ヒノモト

ありふれた教室のヒノモトのレビュー・感想・評価

ありふれた教室(2023年製作の映画)
4.1
若手教師のカーラが新たな赴任先の中学校で起きた盗難事故に担当クラスの生徒が疑われる。独自に犯人捜しをするために、自身のPCカメラで職員室の光景を撮影した映像に、ある人物が盗みを働く瞬間が映し出され、その後の学校側の対応により保護者、生徒たちからの反感を食う形となるというお話。

観た直後は、解決しないモヤモヤした気持ちのまま帰宅したのですが、日を追うごとに今作の良さに気づきました。

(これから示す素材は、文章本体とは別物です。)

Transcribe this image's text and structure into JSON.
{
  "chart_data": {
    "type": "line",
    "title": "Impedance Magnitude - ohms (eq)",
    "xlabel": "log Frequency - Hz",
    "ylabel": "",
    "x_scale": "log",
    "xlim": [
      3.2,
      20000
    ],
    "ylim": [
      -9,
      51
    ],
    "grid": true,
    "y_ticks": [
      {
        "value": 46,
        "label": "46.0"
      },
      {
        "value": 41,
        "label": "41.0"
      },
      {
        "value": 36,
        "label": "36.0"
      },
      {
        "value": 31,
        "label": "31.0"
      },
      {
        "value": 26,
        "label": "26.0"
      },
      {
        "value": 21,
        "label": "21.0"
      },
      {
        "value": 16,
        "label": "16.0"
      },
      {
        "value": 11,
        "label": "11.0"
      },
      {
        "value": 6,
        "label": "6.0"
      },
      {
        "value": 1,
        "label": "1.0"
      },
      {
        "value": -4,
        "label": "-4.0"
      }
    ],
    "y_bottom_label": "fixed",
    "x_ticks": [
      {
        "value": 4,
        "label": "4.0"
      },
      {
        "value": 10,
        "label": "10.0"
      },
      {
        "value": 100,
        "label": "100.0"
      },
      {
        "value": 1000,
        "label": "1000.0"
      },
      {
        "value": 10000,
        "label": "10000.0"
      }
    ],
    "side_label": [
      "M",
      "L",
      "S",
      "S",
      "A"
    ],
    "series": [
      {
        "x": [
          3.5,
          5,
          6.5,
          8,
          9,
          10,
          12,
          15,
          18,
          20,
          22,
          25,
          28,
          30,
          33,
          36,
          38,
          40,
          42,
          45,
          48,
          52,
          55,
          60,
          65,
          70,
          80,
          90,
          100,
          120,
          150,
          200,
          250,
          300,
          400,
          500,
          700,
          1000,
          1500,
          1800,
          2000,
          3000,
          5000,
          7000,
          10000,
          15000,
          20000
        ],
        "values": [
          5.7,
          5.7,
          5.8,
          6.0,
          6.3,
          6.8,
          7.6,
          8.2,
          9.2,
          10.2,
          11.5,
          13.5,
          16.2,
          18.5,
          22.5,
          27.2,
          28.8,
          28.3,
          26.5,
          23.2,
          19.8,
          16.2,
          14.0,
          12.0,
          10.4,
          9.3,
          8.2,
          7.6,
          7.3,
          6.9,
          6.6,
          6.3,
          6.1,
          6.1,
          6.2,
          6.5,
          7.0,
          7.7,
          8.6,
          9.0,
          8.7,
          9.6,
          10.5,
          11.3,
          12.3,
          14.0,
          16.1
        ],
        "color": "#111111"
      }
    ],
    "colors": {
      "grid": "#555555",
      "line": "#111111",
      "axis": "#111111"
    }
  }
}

全編を通して、フラットな目線で描かれていて、主人公の教師をカメラは追い続けるものの決してその境遇の辛さを応援したくなるようなシナリオになっておらず、だからといって、保護者や生徒たちの行動や言動を卑下する流れでもないため、学校のシステムというものを引いた形で観た時に、答えの出ない問題に言語化しにくい後味を残し、少し現実離れしたラストシーンに戸惑いつつも、誰のための学校であるのかを象徴しているとも言えて、落とし所としては腑に落ちる感覚は残りました。

ゴシップ雑誌のような学校新聞やドイツの教育システムに違和感はありましたが、逆説的なタイトルの美しさも含めて、単なる教師の大変さを浮き彫りにするだけに留まらず、複雑な思いを抱かせることに成功している作りに感銘を受けました。